Unfortunately, due to the pandemic, they weren’t holding auditions. “There were no ballet jobs in the world,” she recalls.

She Worked Two Hospitality Jobs

She worked two hospitality jobs, one as a server in an upscale restaurant and the other cooking burgers. She also continued taking ballet classes online and dancing alone in her apartment.

“It’s really hard to stay motivated, but I love it. I didn’t want to give up,” she says. “I said to my mom, ‘I really miss performing.’ My mom actually said, ‘What if you just perform on the street?’ I said, ‘Mom, that’s crazy.'”

When she shared the idea with her fellow dancer, they encouraged her. Carnovale choreographed “The Dying Swan” and began performing in parks.

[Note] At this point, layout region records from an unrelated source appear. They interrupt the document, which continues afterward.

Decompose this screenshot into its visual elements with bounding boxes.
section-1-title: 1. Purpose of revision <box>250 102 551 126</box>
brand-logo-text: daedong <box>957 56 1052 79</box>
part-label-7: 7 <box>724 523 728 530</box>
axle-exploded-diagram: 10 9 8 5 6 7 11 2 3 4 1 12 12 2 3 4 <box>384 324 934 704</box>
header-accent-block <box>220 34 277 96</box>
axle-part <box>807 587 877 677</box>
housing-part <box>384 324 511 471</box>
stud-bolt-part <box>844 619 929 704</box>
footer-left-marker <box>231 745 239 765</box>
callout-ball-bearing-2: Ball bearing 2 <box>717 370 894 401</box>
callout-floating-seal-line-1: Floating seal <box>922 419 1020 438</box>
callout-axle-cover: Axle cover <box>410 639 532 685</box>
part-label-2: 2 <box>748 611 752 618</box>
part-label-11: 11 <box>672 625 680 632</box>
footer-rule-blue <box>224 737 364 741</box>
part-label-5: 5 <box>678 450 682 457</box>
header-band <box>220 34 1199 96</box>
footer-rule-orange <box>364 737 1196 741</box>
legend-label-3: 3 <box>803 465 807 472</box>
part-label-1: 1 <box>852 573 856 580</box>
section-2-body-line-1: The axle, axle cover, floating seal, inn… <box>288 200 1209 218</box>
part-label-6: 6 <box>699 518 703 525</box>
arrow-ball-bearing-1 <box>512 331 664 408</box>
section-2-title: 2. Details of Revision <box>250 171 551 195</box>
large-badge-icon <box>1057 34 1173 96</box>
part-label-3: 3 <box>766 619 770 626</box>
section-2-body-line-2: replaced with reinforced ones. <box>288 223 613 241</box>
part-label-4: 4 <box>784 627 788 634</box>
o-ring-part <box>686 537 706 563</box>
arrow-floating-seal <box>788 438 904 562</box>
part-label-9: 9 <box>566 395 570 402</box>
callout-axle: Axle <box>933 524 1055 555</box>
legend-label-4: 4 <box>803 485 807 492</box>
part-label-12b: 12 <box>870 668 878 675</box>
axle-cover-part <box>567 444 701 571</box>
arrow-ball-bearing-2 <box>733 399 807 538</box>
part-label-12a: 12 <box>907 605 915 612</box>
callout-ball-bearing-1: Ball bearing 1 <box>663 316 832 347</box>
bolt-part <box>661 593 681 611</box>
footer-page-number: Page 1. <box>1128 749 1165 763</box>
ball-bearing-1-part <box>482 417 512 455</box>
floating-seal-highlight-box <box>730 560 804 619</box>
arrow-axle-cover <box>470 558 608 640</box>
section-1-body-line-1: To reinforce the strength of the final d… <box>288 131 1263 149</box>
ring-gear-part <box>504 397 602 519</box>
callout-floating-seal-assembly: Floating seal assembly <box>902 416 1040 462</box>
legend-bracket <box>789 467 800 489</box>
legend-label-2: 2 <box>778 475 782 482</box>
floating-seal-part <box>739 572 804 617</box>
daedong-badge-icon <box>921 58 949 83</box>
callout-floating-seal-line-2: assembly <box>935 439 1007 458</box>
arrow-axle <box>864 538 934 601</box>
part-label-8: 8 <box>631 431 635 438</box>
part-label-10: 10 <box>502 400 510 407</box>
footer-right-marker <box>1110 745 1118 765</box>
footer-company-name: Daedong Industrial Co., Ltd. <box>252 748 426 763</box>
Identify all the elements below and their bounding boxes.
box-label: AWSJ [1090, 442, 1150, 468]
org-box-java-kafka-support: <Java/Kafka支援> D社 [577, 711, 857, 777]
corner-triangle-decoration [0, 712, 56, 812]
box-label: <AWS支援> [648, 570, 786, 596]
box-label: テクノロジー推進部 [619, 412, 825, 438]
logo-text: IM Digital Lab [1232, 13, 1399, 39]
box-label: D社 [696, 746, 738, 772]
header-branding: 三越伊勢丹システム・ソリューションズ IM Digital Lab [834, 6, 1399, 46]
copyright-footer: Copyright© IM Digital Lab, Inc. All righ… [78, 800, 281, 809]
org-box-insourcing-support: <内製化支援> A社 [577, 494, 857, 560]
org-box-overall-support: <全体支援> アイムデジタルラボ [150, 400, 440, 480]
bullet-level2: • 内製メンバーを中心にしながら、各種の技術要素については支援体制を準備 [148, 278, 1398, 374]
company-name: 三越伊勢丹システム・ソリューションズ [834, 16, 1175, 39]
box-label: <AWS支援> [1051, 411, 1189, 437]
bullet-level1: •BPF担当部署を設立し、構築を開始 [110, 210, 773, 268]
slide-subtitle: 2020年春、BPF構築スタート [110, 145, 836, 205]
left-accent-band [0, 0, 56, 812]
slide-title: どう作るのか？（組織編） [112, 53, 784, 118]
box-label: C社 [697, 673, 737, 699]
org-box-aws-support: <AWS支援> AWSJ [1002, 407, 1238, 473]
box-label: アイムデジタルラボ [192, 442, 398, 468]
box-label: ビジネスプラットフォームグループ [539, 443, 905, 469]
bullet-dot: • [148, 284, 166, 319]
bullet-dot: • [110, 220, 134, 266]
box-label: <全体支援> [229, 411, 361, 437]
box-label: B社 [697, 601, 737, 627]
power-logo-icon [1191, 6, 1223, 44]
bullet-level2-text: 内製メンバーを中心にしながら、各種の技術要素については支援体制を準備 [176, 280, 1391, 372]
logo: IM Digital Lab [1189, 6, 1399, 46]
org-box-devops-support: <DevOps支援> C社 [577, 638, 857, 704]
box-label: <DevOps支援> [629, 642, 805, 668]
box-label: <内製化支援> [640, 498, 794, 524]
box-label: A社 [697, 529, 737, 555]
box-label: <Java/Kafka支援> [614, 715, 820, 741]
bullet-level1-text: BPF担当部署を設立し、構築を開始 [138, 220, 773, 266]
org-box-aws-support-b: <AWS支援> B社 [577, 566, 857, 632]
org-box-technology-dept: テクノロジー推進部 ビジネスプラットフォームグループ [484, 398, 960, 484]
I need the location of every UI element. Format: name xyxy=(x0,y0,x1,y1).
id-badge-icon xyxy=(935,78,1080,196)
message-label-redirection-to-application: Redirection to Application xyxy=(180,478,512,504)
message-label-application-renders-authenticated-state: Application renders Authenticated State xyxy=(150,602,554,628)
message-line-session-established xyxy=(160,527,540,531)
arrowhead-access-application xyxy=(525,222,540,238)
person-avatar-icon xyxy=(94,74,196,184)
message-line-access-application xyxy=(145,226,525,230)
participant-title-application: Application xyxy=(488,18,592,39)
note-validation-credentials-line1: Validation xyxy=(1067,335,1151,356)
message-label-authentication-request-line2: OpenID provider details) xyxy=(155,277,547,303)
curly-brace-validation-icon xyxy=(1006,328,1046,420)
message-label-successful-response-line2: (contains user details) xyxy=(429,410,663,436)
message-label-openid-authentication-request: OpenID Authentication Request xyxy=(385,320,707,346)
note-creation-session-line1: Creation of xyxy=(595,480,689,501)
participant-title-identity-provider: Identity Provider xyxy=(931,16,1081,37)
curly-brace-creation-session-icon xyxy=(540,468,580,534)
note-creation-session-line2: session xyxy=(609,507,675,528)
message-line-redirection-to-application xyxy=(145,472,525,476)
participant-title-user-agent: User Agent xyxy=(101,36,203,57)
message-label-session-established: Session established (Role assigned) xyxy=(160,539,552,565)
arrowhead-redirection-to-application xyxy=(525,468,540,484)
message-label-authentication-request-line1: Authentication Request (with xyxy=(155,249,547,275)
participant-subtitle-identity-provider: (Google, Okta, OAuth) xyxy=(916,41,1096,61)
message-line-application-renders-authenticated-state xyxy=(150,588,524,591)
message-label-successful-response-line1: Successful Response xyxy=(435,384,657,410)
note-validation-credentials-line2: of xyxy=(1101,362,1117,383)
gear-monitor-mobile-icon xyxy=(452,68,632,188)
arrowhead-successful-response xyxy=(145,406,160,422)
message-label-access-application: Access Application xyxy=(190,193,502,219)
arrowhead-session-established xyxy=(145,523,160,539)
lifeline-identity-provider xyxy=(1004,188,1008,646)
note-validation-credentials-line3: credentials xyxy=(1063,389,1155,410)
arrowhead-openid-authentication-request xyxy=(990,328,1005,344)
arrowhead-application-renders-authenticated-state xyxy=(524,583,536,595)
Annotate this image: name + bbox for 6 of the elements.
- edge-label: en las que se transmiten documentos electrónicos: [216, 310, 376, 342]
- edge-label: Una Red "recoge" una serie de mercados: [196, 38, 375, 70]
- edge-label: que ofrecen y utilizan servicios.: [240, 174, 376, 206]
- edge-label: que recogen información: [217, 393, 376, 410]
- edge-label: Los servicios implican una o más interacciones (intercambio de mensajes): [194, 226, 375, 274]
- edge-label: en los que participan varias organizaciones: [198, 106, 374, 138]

“As people passed by, they were so captivated. So I thought that was another reason that really pushed me to start doing it,” she says.

Officially Began Street Dancing

On October 29, 2021, she officially began street dancing as a “ballet busker.” “This is my new dream. I love it,” she says.

She explains, “Ballet has always been something that has helped me; it has always happened to me. I’ve always felt a little selfish wanting to do it. But eventually, when I started busking, I was like, ‘Oh, wait, this can be for other people too. This can actually help people.'”

She particularly enjoys the connections she makes with her audiences. “There was a man who came up to me, and he teared up, and he said that his mother passed away last year, and he’s a ballet teacher, and I just held his hand.”


“It was in that moment when you realize how important this is, and you can actually help other people,” she says. Carnovale now travels the world, performing ballet in the streets three or four times a week.